12. the purposes of claim 11, wherein this disease, obstacle or illness are mood disorder, depressed, the atypia depression, be secondary to the depression of pain, major depressive disorder, dysthymic disorder, bipolar disorder, I type bipolar disorder, II type bipolar disorder, the cyclicity emotional handicap, the mood disorder that causes by the general medicine illness, material inductive emotional handicap, pseudodementia, Ganser's syndrome, obsessional idea and behavior disorder, Phobias, the Phobias of no agoraphobia, the Phobias that agoraphobia is arranged, the agoraphobia of no Phobias medical history, panic attack, memory impairment, the loss of memory, the distractibility hyperkinetic syndrome, fat, anxiety, generalized anxiety disorder, eating disorder, Parkinson's disease, Parkinson, dull-witted, the aging dementia, senile dementia, Alzheimer, the acquired immune deficiency syndrome (AIDS) chronic brain syndrome, aging memory machine dysfunction, specific phobias, social phobia, nervous obstacle after the wound, acute nervous obstacle, drug habit, drug abuse, cocaine abuse, the nicotine abuse, tobacco abuse, alcohol addiction, alcoholism, pain, chronic pain, inflammatory pain, neuropathic pain, migraine, tension-type headache, chronic tension-type headache, the pain relevant with depression, fibromyalgia, sacroiliitis, osteoarthritis, rheumatoid arthritis, back pain, pain caused by cancer, intestines easily swash property pain, irritable bowel syndrome, post-operative pain, mastectomy postoperative pain syndrome (PMPS), pain after the apoplexy, drug-induced neuropathy, diabetic neuropathy, sympathetic nerve maintenance pain, trigeminal neuralgia, toothache, muscular fascia pain, phantom limb pain, exessive appetite, syndrome before the menstruation, the evening luteal phase syndrome, posttraumatic syndrome, chronic fatigue syndrome, the urinary incontinence, the pressure incontinence, urge incontinence, the incontinence at night, sexual dysfunction, premature ejaculation, it is difficult to erect, erective dysfunction, too early female orgasm, restless legs syndrome, eating disorder, anorexia nervosa, somnopathy, autism, mutism, trichotillomania, hypnolepsy, the apoplexy retarded depression, apoplexy inductive cerebral lesion, infringement of apoplexy inductive neurone or Du Leite disease.

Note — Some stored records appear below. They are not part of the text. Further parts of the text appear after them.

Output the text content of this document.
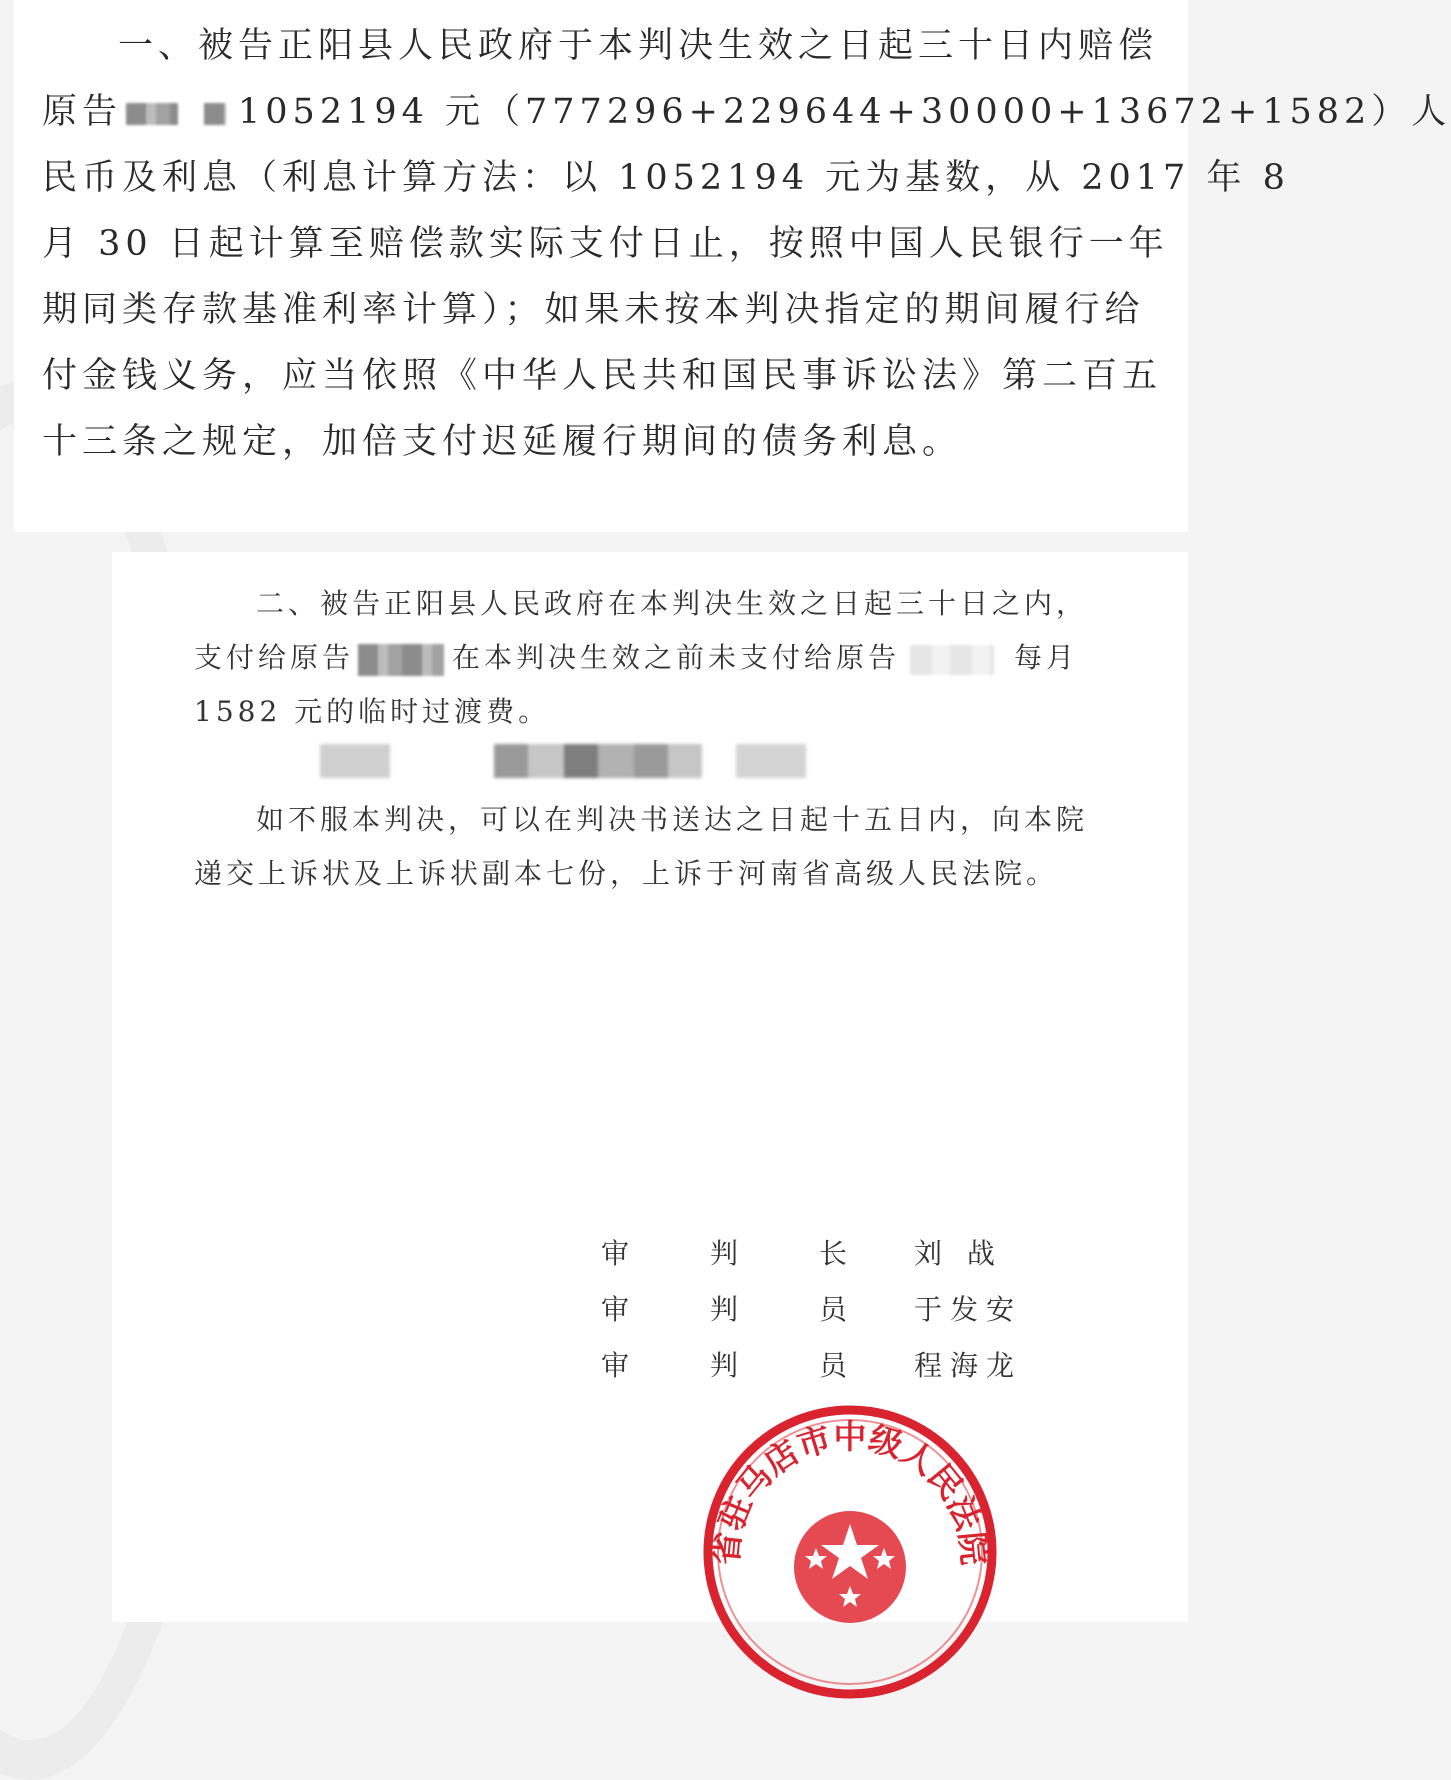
一、被告正阳县人民政府于本判决生效之日起三十日内赔偿

原告	1052194 元（777296+229644+30000+13672+1582）人

民币及利息（利息计算方法：以 1052194 元为基数，从 2017 年 8

月 30 日起计算至赔偿款实际支付日止，按照中国人民银行一年

期同类存款基准利率计算）；如果未按本判决指定的期间履行给

付金钱义务，应当依照《中华人民共和国民事诉讼法》第二百五

十三条之规定，加倍支付迟延履行期间的债务利息。

二、被告正阳县人民政府在本判决生效之日起三十日之内，

支付给原告	在本判决生效之前未支付给原告	每月

1582 元的临时过渡费。

如不服本判决，可以在判决书送达之日起十五日内，向本院

递交上诉状及上诉状副本七份，上诉于河南省高级人民法院。

审	判	长 刘 战
审	判	员 于发安
审	判	员 程海龙
省驻马店市中级人民法院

13. treatment, prevent or alleviate the disease of animal body of the work that comprises the people or the method for obstacle or illness, this disease, obstacle or illness are replied for the inhibition of monoamine neurotransmitter re-uptake in the central nervous system, this method comprise this work that these needs are arranged animal body treatment significant quantity claim 1-8 each compound or any mixture of any its isomer or its isomer, or the step of its pharmacy acceptable salt.